The question has come up whether in this situation the facially expired driver’s license can be accepted by the retailer. The Bureau of Alcohol, Tobacco, Firearms and Explosives (ATF) actually provided relevant guidance on this issue in a June of 2010 ATF Newsletter, stating:
There has also been some confusion over whether an expired driver’s license can satisfy the [Gun Control Act] requirement. If the law of the State that issued the driver’s license provides that a driver’s license is valid after the expiration date, either for a certain period of time or for a certain category of persons, such as military personnel, then the license qualifies as a valid identification document for [Gun Control Act] purposes for that period of time or for that class of persons. This will not be a common occurrence. If you are not certain of the validity of an expired license in your State, we suggest you contact your State’s Department of Motor Vehicles. If you are still uncertain about the validity and acceptance of an expired license for [Gun Control Act] purposes, contact your local ATF office.

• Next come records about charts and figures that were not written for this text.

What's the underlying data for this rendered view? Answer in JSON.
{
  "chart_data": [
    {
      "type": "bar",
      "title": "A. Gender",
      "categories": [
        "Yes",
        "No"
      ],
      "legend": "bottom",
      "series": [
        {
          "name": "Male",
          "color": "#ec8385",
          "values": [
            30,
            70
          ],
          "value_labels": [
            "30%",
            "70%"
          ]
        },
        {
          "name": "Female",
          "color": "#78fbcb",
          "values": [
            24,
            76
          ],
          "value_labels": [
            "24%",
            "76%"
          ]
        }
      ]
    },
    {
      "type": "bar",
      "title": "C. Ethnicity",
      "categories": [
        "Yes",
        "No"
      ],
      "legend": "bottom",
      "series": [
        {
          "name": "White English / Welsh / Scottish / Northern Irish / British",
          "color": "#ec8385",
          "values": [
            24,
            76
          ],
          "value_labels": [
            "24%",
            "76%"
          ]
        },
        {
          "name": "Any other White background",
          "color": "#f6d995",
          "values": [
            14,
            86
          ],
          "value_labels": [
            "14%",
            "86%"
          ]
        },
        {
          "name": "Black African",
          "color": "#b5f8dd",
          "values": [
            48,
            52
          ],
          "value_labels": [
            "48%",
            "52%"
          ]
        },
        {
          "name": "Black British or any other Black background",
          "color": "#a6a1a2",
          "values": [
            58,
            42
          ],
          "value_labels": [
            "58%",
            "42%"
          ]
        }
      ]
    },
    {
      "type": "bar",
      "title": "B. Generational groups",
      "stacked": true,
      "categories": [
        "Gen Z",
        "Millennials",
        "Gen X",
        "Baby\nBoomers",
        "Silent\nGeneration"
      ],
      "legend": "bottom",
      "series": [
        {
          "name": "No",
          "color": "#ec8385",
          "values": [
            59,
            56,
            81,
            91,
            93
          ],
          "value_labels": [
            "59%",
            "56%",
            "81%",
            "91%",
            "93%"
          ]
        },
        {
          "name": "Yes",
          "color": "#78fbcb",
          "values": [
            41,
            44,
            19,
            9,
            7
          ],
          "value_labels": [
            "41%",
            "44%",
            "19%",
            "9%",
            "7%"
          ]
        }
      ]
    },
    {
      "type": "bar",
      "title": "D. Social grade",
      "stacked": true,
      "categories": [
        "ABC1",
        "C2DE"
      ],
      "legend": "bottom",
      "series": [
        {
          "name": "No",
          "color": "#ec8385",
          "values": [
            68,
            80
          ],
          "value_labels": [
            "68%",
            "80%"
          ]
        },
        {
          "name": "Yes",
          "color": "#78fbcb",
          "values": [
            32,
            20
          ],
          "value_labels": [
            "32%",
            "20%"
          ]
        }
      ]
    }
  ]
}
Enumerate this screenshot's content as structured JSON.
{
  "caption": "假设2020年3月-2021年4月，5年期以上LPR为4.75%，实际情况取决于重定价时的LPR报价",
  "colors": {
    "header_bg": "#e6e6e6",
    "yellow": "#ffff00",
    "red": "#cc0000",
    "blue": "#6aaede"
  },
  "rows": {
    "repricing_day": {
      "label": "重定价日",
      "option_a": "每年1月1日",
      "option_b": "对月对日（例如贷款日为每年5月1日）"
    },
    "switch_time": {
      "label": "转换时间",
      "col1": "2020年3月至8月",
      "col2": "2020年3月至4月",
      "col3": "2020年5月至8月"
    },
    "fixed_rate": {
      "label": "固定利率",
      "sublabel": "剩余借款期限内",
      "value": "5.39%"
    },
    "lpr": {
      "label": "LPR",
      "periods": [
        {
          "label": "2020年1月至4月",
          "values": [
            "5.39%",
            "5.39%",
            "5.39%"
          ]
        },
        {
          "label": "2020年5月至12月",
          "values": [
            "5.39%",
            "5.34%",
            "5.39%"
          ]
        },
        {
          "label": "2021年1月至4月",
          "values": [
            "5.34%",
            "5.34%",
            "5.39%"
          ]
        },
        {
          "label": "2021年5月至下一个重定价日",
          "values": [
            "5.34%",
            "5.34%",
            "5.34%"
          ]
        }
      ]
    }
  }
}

Please view ATF guidance here, at page 4.
If you encounter this situation, the National Shooting Sports Foundation (NSSF) recommends that you make a photocopy of your customer’s driver’s license and the supporting documentation from the state’s DMV website that documents that licenses expiring after the start of the declared emergency remain valid for a period of time (that should always include the date of the sale) and permanently attach them to the Form 4473. The NSSF also recommends that you contact your local ATF office for guidance. If you receive contrary guidance from ATF, please direct the IOI to the June of 2010 ATF Newsletter.
Expired Concealed Carry Permit - Please note, however, that an expired concealed carry permit will not qualify as Brady Alternate for purposes of a transfer, even if the state has said the permit is still valid for concealed carry during the COVID-19 emergency. This is because the Brady Act specifies that the permit must not have been issued more than five years earlier. 18 USC 922(t)(3); 27 CFR § 478.102(d). The customer can still purchase the firearm after a regular background check.